UNA REALIZZAZIONE CRIMINALE
Se l’idea di base di Caccia al Tesoro funziona e il cast contribuisce a una riuscita convincente, ciò non significa che la pellicola sia priva di difetti.
Quel che colpisce un occhio allenato è il fatto che in oltre quarant’anni di carriera Carlo Vanzina non ha mai imparato a riprendere un dialogo. L’imbarazzante pochezza della costruzione piatta e meccanica di campo e controcampo da parte del Signore dei Cinepanettoni, unitamente al montaggio pieno di errori di Luca Montanari (la cui filmografia, al pari di quella del regista, rasenta il crimine contro l’umanità) e a qualche scelta di fotografia di Enrico Lucidi (l’illuminazione della scena finale in carcere è quasi dilettantistica), trascina la pellicola su un piano a dir poco lontano dal livello minimo che sarebbe lecito aspettarsi quando si paga un biglietto per il cinema.

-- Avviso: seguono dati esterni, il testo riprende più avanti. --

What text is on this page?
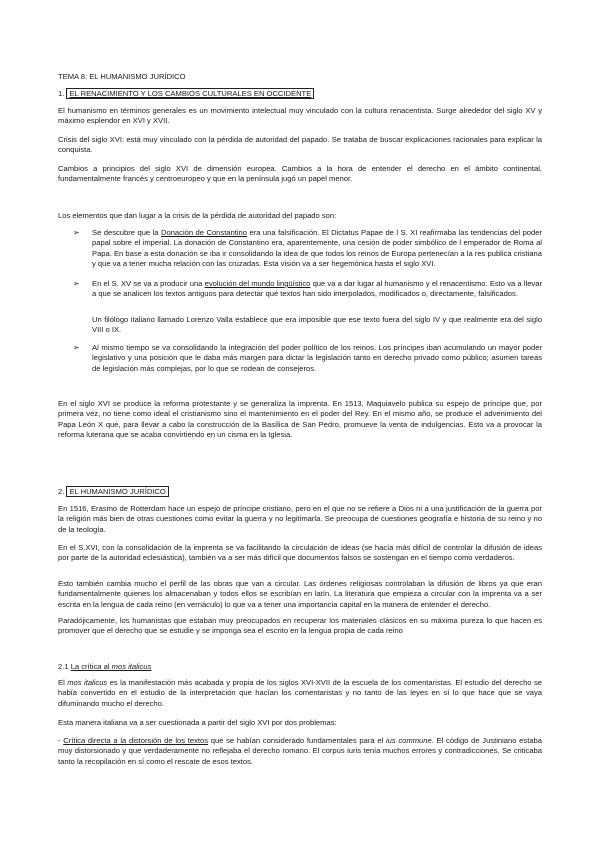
TEMA 8: EL HUMANISMO JURÍDICO

1. EL RENACIMIENTO Y LOS CAMBIOS CULTURALES EN OCCIDENTE

El humanismo en términos generales es un movimiento intelectual muy vinculado con la cultura renacentista. Surge alrededor del siglo XV y máximo esplendor en XVI y XVII.

Crisis del siglo XVI: está muy vinculado con la pérdida de autoridad del papado. Se trataba de buscar explicaciones racionales para explicar la conquista.

Cambios a principios del siglo XVI de dimensión europea. Cambios a la hora de entender el derecho en el ámbito continental, fundamentalmente francés y centroeuropeo y que en la península jugó un papel menor.

Los elementos que dan lugar a la crisis de la pérdida de autoridad del papado son:

➢ Se descubre que la Donación de Constantino era una falsificación. El Dictatus Papae de l S. XI reafirmaba las tendencias del poder papal sobre el imperial. La donación de Constantino era, aparentemente, una cesión de poder simbólico de l emperador de Roma al Papa. En base a esta donación se iba ir consolidando la idea de que todos los reinos de Europa pertenecían a la res publica cristiana y que va a tener mucha relación con las cruzadas. Esta visión va a ser hegemónica hasta el siglo XVI.

➢ En el S. XV se va a producir una evolución del mundo lingüístico que va a dar lugar al humanismo y el renacentismo. Esto va a llevar a que se analicen los textos antiguos para detectar qué textos han sido interpolados, modificados o, directamente, falsificados.

Un filólogo italiano llamado Lorenzo Valla establece que era imposible que ese texto fuera del siglo IV y que realmente era del siglo VIII o IX.

➢ Al mismo tiempo se va consolidando la integración del poder político de los reinos. Los príncipes iban acumulando un mayor poder legislativo y una posición que le daba más margen para dictar la legislación tanto en derecho privado como público; asumen tareas de legislación más complejas, por lo que se rodean de consejeros.

En el siglo XVI se produce la reforma protestante y se generaliza la imprenta. En 1513, Maquiavelo publica su espejo de príncipe que, por primera vez, no tiene como ideal el cristianismo sino el mantenimiento en el poder del Rey. En el mismo año, se produce el advenimiento del Papa León X que, para llevar a cabo la construcción de la Basílica de San Pedro, promueve la venta de indulgencias. Esto va a provocar la reforma luterana que se acaba convirtiendo en un cisma en la Iglesia.

2. EL HUMANISMO JURÍDICO

En 1516, Erasmo de Rotterdam hace un espejo de príncipe cristiano, pero en el que no se refiere a Dios ni a una justificación de la guerra por la religión más bien de otras cuestiones como evitar la guerra y no legitimarla. Se preocupa de cuestiones geografía e historia de su reino y no de la teología.

En el S.XVI, con la consolidación de la imprenta se va facilitando la circulación de ideas (se hacía más difícil de controlar la difusión de ideas por parte de la autoridad eclesiástica), también va a ser más difícil que documentos falsos se sostengan en el tiempo como verdaderos.

Esto también cambia mucho el perfil de las obras que van a circular. Las órdenes religiosas controlaban la difusión de libros ya que eran fundamentalmente quienes los almacenaban y todos ellos se escribían en latín. La literatura que empieza a circular con la imprenta va a ser escrita en la lengua de cada reino (en vernáculo) lo que va a tener una importancia capital en la manera de entender el derecho.

Paradójicamente, los humanistas que estaban muy preocupados en recuperar los materiales clásicos en su máxima pureza lo que hacen es promover que el derecho que se estudie y se imponga sea el escrito en la lengua propia de cada reino

2.1 La crítica al mos italicus

El mos italicus es la manifestación más acabada y propia de los siglos XVI-XVII de la escuela de los comentaristas. El estudio del derecho se había convertido en el estudio de la interpretación que hacían los comentaristas y no tanto de las leyes en sí lo que hace que se vaya difuminando mucho el derecho.

Esta manera italiana va a ser cuestionada a partir del siglo XVI por dos problemas:

- Crítica directa a la distorsión de los textos que se habían considerado fundamentales para el ius commune. El código de Justiniano estaba muy distorsionado y que verdaderamente no reflejaba el derecho romano. El corpus iuris tenía muchos errores y contradicciones. Se criticaba tanto la recopilación en sí como el rescate de esos textos.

Il comparto audio è altresì indifendibile: la pessima scelta (o necessità) di ridoppiare in post molti degli scambi tra gli interpreti fa sì che si presenti spesso un fastidioso fuori sincrono e, anche alla luce di un mix vococentrico che porta ad avere un volume del parlato sproporzionatamente alto rispetto a quelle che dovrebbero essere le dinamiche ambientali, il risultato è a dir poco innaturale, ben lontano da quelli che dovrebbero essere degli standard cinematografici.
Ad affossare definitivamente il film vi è poi un elemento che di certo non dovrebbe risultare dirimente, e che però denota la totale sciatteria con cui il regista decide di ‘portare a casa’ il film: le comparse. La scelta dei figuranti potrebbe sembrare una delle fasi più irrilevanti nella confezione di un prodotto filmico, ma quando a un cast di professionisti si affiancano una serie di personaggi che non solo sembrano trovarsi per caso sul set, ma che paiono addirittura impegnarsi con ogni fibra del proprio essere per fare del proprio peggio, allora quelle che dovrebbero essere delle figure di sfondo finiscono per passare drammaticamente in primo piano. E un regista dovrebbe rendersi conto di quel che accade in scena.
LA CAMORRA HA UN CUORE GRANDE? DAVVERO?
Al netto di qualche indegna scelta ‘comica’ da Cinepanettone (si pensi al vergognoso scontro tra un drone e un Salemme che simula gigionisticamente un mal di denti), quel che poi lascia esterrefatti è la morale finale, in cui si giunge all’inaccettabile conclusione che la Camorra ha un cuore grande. Sì, sul serio. Come dice il boss: “siamo gente di malavita ma abbiamo un cuore grande”. Brividi.
Se però credete che questa raggelante svolta dello script sia l’ultimo modo in cui il film infierirà sullo spettatore, allora non avete fatto i conti con le inquadrature finali. Delle panoramiche col drone ormai non si negano più a nessuno, ma il momento in cui, poco prima dei titoli di coda, vi ritroverete improvvisamente davanti delle riprese aeree con una risoluzione e una qualità semplicemente inaccettabile, risulterà tanto ridicolo quanto offensivo. Ma attenzione: Vanzina potrebbe sempre provare a difendersi dicendo che si tratta di una scelta creativa.
In conclusione, Caccia al Tesoro rappresenta comunque un salto di qualità rispetto ad altri lavori indegni del regista (da A Spasso Nel Tempo ad Olé, tanto per citare qualche titolo), ma rimane la dimostrazione di come attori dalla grande professionalità, che potrebbero meritarsi contesti molto più interessati, finiscano per ritrovarsi a volte (o spesso) su set nei quali si lavora seguendo il mantra dell’indimenticato René Ferretti: “A noi la qualità c’ha rotto er cazzo”.